Helene Rother had eluded the Nazis during World War II and spent an interval as a refugee in Morocco before coming to America — a harrowing ordeal. On Nov. 15, 1948, she faced another test of courage as she stood before the Society of Automotive Engineers — a roomful of men — to say, “And even today, after six years (as a designer), the automotive industry is still unique in its lack of employing women in creative positions.”

Born in Germany in 1908, Rother designed jewelry in Paris at her own Contempora Studio before the war. After arriving in New York City, she worked as an illustrator at Marvel Comics until her hiring, in 1942, by General Motors. She and her daughter, Ina, came to Detroit and took an apartment at 999 Whitmore Rd. in Palmer Park. Even without experience — she was likely the first woman to work in automotive design — she received the extravagant salary of $600 per month and enjoyed great leeway in her practice.

After four years of designing seating, lighting, and door hardware for GM, she opened her own studio, first on the 16th floor of the Fisher Building, later in a house along West Chicago Boulevard in the Boston-Edison Historic District.

In her SAE speech, Rother asked, “Do the interiors we make satisfy the American public?” She urged the use of better-matched fabrics and recommended hiring more women designers to choose them. One brand’s interior was indistinguishable from the next, she said, as if  “the styling stopped behind the instrument panel.”

Her new studio won the account of Nash- Kelvinator Corp., led by George Mason and George Romney. As an independent automaker, Nash was eager to experiment. “Once known for being somewhat stodgy in its styling approach, Nash was soon featuring some of the most stylish interior colors and trim in the business,” Hemmings Classic Car reports. “The instrument board of a car shows more than anything else how well-styled the car is,” Rother contended. The compact Nash Rambler she worked on was an industry breakthrough.

After Nash and Hudson combined in 1954 to form American Motors, Rother devoted herself to other clients such as Elgin American, which crafted cigarette lighters, ladies’ compacts, and various accessories. “There is another fact which should not be overlooked,” she had told the SAE. “High-pressure advertising has made women very gadget-conscious.”

In addition, she created Skylark sterling-silver flatware, a pattern that Samuel Kirk and Son, of Baltimore, kept in production more than three decades. Meanwhile, Rother continued to score in the auto field through her work for Miller-Meteor, the Ohio coachbuilder that produced hearses and ambulances on Cadillac commercial chassis.

Yet, what automotive designer doesn’t yearn to do stained glass windows? Demonstrating impressive command of the medium, Rother conjured up spectacularly sophisticated windows for United Methodist Church in Farmington Hills and Trinity United Methodist Church in Lapeer, and created an intricate series for St. Lazarus Serbian Orthodox Cathedral in Detroit.

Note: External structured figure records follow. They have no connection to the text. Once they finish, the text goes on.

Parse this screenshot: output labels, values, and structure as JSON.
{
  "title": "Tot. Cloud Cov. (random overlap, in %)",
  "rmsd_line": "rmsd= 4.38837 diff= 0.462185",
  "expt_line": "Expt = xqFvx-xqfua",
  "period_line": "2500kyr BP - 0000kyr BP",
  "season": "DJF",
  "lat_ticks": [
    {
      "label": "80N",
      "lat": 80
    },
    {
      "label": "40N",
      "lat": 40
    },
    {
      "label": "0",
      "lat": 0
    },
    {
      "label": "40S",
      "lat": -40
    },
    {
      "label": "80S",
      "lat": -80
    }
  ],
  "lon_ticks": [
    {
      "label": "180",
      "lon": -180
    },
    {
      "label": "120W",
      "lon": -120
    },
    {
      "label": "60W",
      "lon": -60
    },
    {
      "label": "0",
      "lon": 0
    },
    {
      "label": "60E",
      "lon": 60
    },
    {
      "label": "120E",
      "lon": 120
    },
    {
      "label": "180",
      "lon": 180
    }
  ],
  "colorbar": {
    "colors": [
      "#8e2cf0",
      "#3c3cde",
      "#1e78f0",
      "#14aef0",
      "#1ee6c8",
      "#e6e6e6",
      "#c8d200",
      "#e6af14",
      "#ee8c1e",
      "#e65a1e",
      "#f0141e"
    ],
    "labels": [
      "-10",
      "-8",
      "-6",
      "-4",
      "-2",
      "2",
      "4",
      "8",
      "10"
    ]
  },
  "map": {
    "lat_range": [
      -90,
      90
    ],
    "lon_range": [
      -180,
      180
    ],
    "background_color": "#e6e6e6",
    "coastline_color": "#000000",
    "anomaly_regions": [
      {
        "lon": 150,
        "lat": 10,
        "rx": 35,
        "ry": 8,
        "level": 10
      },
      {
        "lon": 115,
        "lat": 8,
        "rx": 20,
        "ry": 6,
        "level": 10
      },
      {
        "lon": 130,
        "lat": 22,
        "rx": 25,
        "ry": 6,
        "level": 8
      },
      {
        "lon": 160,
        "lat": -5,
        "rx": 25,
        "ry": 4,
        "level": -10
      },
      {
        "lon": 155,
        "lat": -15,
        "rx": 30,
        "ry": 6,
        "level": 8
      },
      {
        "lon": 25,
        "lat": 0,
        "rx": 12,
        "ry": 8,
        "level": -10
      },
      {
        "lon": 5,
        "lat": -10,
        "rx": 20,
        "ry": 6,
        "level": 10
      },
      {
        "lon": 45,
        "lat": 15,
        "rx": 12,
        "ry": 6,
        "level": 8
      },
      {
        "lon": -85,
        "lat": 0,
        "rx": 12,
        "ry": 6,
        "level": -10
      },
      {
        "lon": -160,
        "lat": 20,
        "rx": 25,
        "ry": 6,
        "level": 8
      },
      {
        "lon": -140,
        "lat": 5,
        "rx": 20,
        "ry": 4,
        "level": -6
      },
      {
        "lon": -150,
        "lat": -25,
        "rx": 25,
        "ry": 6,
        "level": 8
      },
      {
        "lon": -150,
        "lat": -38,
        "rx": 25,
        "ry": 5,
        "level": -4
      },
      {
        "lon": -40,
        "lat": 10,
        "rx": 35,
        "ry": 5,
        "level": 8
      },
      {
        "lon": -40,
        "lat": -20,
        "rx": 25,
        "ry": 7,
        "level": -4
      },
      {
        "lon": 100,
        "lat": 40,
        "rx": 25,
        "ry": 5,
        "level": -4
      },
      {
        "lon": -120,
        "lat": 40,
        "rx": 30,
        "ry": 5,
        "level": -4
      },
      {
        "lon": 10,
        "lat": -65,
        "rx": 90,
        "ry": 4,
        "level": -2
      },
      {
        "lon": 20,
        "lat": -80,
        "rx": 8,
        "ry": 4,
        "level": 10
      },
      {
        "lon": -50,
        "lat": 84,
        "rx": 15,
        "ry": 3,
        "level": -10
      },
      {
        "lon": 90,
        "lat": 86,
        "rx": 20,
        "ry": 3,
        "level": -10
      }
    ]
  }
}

Besides her city home, she also raised horses on a farm near Metamora. The attic of her house there was filled with models of her stained glass. She donated this treasure to the Michigan Stained Glass Census before her death in 1999.

One of her utterances in particular is notable: “Lightness is the aristocracy of mechanical technique. Lightness, effortlessness, and simplicity must be the basic consideration of our automotive designs.” Earlier this year Rother was inducted into the Automotive Hall of Fame, a fitting tribute to one of the most accomplished designers ever to practice in Detroit.